Darmin menjelaskan contoh perhitungannya, “Sekali melaut nelayan kecil butuh solar sampai dengan 30 liter x Rp 6.900 = Rp 207.000. Tapi dengan adanya konversi bisa hemat Rp 144.900. Artinya modal Solar yang dibutuhkan hanya Rp 62.100,” katanya.

“Jika nelayan mendapatkan 10 kilogram ikan selama melaut, dengan asumsi harga Rp 20 ribu/kilo, maka nelayan dapatkan keuntungan tambahan sama dengan Rp 137.900 (per 10 kilogram),” katanya.

Harga daging sapi stabil

Jokowi mengatakan pemerintah akan menjamin stabilitas harga komoditi pangan khususnya daging sapi. Caranya?

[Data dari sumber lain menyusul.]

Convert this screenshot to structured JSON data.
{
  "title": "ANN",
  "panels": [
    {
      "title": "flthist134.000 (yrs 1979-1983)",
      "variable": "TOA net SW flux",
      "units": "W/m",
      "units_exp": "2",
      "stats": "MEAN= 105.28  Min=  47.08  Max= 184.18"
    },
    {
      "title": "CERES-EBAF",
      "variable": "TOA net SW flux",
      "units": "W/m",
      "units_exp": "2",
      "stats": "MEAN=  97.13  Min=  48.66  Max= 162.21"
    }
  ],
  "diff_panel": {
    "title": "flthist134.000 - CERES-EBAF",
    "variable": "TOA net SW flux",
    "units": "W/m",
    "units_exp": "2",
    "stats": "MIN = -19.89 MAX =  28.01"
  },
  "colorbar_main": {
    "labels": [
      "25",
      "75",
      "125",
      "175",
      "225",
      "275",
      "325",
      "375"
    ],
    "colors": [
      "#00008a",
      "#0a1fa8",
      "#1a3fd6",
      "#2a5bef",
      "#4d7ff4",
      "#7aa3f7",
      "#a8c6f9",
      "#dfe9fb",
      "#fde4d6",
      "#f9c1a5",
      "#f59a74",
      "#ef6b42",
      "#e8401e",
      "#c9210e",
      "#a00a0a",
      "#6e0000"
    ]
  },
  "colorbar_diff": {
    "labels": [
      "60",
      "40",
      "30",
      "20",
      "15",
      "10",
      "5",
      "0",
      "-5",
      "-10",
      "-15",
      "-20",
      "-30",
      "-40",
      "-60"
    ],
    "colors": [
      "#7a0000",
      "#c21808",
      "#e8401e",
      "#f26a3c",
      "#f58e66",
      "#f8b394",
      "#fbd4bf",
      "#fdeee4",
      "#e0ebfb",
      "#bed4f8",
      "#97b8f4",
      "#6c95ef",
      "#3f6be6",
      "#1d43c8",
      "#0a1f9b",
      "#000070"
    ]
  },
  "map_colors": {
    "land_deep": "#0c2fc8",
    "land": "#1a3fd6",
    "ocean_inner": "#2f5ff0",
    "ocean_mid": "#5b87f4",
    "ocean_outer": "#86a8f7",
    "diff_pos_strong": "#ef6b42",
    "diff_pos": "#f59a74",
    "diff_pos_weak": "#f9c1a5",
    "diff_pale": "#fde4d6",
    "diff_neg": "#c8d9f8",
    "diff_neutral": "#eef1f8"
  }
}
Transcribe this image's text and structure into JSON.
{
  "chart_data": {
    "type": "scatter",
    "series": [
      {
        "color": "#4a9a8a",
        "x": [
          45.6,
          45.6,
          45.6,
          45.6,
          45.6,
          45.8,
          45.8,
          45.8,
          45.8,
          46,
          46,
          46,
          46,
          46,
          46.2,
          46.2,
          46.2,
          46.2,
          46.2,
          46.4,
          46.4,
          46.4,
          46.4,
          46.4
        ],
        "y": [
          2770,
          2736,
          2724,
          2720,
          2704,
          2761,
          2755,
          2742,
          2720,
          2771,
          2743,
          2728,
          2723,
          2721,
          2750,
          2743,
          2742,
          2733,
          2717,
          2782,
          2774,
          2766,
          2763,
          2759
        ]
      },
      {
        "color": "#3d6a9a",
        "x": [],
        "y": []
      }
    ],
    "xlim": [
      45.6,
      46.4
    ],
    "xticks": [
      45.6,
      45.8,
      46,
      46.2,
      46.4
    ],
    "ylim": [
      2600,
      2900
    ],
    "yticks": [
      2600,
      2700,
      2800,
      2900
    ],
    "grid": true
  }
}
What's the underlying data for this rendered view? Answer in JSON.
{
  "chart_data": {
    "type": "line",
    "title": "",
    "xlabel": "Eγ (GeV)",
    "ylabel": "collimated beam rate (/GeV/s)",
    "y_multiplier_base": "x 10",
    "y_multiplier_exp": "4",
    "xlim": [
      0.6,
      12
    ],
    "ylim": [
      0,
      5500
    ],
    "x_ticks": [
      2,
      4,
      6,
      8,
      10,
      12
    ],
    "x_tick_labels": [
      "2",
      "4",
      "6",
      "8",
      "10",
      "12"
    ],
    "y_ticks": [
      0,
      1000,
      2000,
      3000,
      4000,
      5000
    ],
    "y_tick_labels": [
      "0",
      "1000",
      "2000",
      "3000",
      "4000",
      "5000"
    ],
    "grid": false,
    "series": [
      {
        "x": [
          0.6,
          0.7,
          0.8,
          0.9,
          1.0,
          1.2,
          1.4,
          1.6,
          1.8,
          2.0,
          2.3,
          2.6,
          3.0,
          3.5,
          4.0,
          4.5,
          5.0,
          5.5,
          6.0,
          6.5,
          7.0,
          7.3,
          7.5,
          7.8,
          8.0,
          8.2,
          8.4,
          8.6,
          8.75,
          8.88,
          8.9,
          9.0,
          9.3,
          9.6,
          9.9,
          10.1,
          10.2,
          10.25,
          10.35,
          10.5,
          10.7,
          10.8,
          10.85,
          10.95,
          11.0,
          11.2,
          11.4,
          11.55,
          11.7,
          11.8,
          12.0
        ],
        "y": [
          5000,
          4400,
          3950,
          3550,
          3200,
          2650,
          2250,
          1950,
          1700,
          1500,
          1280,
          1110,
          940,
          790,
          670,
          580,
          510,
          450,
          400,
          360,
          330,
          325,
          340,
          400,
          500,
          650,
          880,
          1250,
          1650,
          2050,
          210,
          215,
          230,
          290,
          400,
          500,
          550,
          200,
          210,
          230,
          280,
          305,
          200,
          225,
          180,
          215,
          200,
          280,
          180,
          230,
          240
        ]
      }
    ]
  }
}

“Memperluas cakupan perdagangan dan negara asal impor sapi, maupun daging sapi, sehingga dapat menciptakan harga sapi atau daging sapi yang lebih kompetitif,” kata Darmin.

Pencairan dana desa

Menurut Darmin, untuk melindungi masyarakat berpendapatan rendah dan menggerakkan ekonomi pedesaan, pemerintah akan mempercepat pencairan dana desa.

Pemerintah akan mempermudah regulasi pencairan lewat Surat Keputusan Bersama tiga menteri: Menteri Dalam Negeri, Menteri Keuangan, dan Menteri Pedesaan, Pembangunan Daerah Tertinggal, dan Transmigrasi.

Jatah beras untuk orang miskin ditambah

Pemerintah akan menambah alokasi beras sejahtera di bulan ke 13 dan 14. “Artinya ada tambahan selama dua bulan lagi bagi masyarakat yang berpendapatan rendah,” kata Darmin.

Menambah persediaan dolar Amerika

Mata uang rupiah sedang bergejolak dan terus melemah atas dolar Amerika, sehingga permintaan rupiah dan dolar Amerika tidak seimbang. Kondisi ini tidak menguntungkan bagi perekonomian Indonesia. Apalagi akibat ketidakseimbangan ini, persediaan dolar Amerika di tanah air disinyalir sedang seret.

Untuk itu, permintaan dan penawaran valas perlu diperkuat dengan memperketat batas pembelian valas. Bagi yang ingin membeli valas lebih dari US$ 25 ribu, harus menunjukkan bukti berupa identitas dan Nomor Pengguna Wajib Pajak. Dulu aturan ini berlaku untuk pembelian valas di atas $ 100 ribu.

Sementara itu untuk warga negara asing yang membuka rekening hingga $ 50 ribu hanya perlu menunjukkan paspor.